What was the purpose of the cross? - страница 3

Шрифт
Интервал


Gabinsky G.A. in his monograph "Critique of Theological Concepts" writes: "Religious speech, as you know, uses the words of everyday language, putting into them a special, sacred meaning. Thus, the terms "salvation", "redemption", "sin", "revelation" and similar ones are used outside of religious speech, and in this case there is no "sacred" content in them. From the point of view of etymology, there are no purely religious terms at all. For example, it is known that the word "god" goes back to the Sanskrit bhaga, which means "rich", the word "saint" – to "light", "resurrection" – to the verbal root "kres", which meant "carve", etc. They acquire their religious meaning later, when the scope of their use is narrowed and limited area of religious worship and dogma. However, the meaning of words can be very far from their etymological source, and therefore etymological considerations cannot be decisive. When Feuerbach, for example, following Lactantius, believed that the word "religion" comes from the Latin religare – "to bind", and on this basis he argued that any connection between people is true religion, then in this case, as Engels noted, “words are not assigned the meaning that they received through the historical development of their actual use, but what they should have been have by virtue of their origin" (K. Marx and F. Engels, Sosineniya, vol. 21, p. 293). In the same way, whatever the origin of, for example, the word "god" (theos, deus, Gott, dieu, god, etc.), it is clear that its current meaning is religious, but its use in another sense is no more as metaphorical (cf., for example, in Pushkin: "You, Mozart, are God, and you don't know it yourself."). The opposite also happens, however, when words are "secularized", as is the case, for example, in the use of such words and expressions as "thank you", "thank God", "God forbid", etc. "( Gabinsky G. A. Criticism of theological concepts. M., "Thought", 1978, pp. 271-272).

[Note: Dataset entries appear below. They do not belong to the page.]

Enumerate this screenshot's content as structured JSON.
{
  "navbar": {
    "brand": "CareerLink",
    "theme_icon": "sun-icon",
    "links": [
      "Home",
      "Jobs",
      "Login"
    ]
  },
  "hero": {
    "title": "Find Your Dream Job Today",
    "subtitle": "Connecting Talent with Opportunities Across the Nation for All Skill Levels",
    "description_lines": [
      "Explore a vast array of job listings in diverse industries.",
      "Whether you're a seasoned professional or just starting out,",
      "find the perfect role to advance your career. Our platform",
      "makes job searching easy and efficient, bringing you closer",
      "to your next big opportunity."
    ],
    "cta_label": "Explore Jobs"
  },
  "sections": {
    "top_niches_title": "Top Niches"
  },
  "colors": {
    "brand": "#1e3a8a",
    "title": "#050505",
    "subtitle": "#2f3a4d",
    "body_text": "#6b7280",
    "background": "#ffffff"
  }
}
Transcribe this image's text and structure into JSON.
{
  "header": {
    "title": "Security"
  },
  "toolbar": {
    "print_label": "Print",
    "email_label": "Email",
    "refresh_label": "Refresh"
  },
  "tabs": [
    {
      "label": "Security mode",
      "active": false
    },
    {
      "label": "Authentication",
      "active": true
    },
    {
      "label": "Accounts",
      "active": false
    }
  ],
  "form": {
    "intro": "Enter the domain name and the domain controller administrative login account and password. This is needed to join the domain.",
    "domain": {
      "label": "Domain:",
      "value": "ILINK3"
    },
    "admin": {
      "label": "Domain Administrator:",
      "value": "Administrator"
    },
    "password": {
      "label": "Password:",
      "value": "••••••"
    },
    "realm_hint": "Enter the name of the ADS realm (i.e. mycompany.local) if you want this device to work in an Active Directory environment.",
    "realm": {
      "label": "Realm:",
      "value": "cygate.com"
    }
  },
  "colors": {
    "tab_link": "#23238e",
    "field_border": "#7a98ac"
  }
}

Compare also the Russian words "scrape", "scrape", "scrape", "resurrect", the root "kres" or "kre" is present everywhere. " The Slavic word "resurrection" goes back to the verbal root "cress", which meant "carve" – carve fire, hence the "cross", "spark", "scrape", "kresalo". Determinatives – suffixes of the ancient language period, which joined in the later era to the root of the word and formed with it an indecomposable whole. For example, in the modern Russian language, "r" in the basis of "good" is perceived as part of an indecomposable basis, this also applies to the word "resurrection". … What does science think about resurrection or resurrection (words synonyms)? Theoretically, it is possible. To do this, you need to solve 2 main things: create a "time machine" and the ability to "copy" an individual (man, beast, plant, any object). Here you can avoid the "butterfly effect" described in Ray Bradbury's story "Thunder came" when aliens from the future, tyrannosaurus hunters, who got into the past in the Time Machine, accidentally crush a butterfly, which leads to big changes in the future.After returning to their time, the hunters suddenly discover that their world has changed: a different spelling of the language, a dictator is in power instead of a liberal president. That is, the world of the past remains without transformations, it can only be observed, explored without changes. "(Tikhomirov A.E., Resurrection. LAP LAMBERT Academic Publishing, 2020, p. 2, 4).